Tours

TOURS : Du glyphosate dans les urines… et des questions sur l'eau

53 personnes ont fait tester leur pipi pour y rechercher le produit utilisé comme pesticide.

L’initiative est menée un peu partout en France, avec des testeuses et des testeurs qui se font appeler « pisseurs volontaires ». Toutes et tous font tester leurs urines en laboratoire à la recherche de glyphosate. Leur objectif : prouver que ce produit classé comme cancérigène probable est partout, même pour des personnes faisant attention à leur alimentation.

A Tours, 53 échantillons ont été rassemblés… Les résultats viennent de tomber : en moyenne, les hommes avaient un taux de glyphosate de 0,95nano gramme par millilitre dans leur pipi, 1,06ng/ml pour les hommes. Une femme a le taux le plus faible : 0,08ng, et une autre femme le plus élevé : 2,97ng/ml.

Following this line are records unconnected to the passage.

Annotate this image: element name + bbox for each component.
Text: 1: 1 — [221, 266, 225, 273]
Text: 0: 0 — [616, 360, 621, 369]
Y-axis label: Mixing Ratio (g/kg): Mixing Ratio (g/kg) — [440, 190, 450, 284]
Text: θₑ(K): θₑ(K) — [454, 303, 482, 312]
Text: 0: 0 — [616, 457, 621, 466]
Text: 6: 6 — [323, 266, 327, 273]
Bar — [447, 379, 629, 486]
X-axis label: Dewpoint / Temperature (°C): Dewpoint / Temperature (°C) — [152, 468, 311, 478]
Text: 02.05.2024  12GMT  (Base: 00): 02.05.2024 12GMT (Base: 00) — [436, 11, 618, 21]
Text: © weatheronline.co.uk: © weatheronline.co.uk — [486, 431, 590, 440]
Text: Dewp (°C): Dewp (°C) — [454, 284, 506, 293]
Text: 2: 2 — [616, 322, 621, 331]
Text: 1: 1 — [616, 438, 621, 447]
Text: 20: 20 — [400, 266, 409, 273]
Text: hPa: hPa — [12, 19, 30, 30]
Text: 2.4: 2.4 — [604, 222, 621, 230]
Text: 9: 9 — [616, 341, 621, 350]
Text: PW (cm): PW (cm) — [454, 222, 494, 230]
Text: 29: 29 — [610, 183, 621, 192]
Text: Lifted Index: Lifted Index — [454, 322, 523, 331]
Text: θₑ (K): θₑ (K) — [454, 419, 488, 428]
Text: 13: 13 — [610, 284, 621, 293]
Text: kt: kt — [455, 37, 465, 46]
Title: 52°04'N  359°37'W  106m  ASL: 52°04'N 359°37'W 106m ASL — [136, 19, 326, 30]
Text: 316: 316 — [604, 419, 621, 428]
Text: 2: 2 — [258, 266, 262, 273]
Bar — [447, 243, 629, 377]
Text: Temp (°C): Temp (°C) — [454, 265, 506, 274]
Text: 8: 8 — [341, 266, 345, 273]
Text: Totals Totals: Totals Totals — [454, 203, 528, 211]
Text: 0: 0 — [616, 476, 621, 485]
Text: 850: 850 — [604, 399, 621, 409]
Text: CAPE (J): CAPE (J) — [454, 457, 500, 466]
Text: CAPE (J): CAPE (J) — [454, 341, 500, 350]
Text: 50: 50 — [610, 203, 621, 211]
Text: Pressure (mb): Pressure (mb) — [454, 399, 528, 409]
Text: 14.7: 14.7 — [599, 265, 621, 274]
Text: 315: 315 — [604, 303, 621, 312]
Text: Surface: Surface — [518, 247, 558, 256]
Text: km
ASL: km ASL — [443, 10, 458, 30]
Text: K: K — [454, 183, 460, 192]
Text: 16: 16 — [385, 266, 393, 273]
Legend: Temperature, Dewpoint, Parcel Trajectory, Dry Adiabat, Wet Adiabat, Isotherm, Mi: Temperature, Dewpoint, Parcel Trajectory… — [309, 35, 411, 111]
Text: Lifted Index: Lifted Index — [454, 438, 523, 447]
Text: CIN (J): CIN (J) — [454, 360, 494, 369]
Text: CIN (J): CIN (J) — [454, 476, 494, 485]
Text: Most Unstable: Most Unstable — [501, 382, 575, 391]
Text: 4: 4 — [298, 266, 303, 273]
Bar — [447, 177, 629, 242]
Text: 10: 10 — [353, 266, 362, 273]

Conseiller municipal et métropolitain, l’écologiste Emmanuel Denis se retrouve avec un taux de 0,75ng/ml : « c’est inquiétant car c’est 7,5 fois le seul maximum autorisé dans l’eau potable » s’alarme-t-il, prêt à aller porter plainte avec le groupe du test pour mise en danger de la vie d’autrui, tromperie aggravée, atteinte à l’environnement. Sont visés : les fabricants de pesticides ou encore la commission européenne. La procédure devrait être engagée devant le tribunal de Tours dans le courant du mois, elle est déjà lancée dans d’autres départements.

Selon Emmanuel Denis, sont taux élevé de glyphosate dans l’urine prouve que « manger bio permet de se préserver en partie » étant donné qu’il se nourrit essentiellement de produits avec le label AB en dehors de son repas du midi en cantine d’entreprise, « le bio devrait devenir la règle et non plus l’exception » plaide-t-il.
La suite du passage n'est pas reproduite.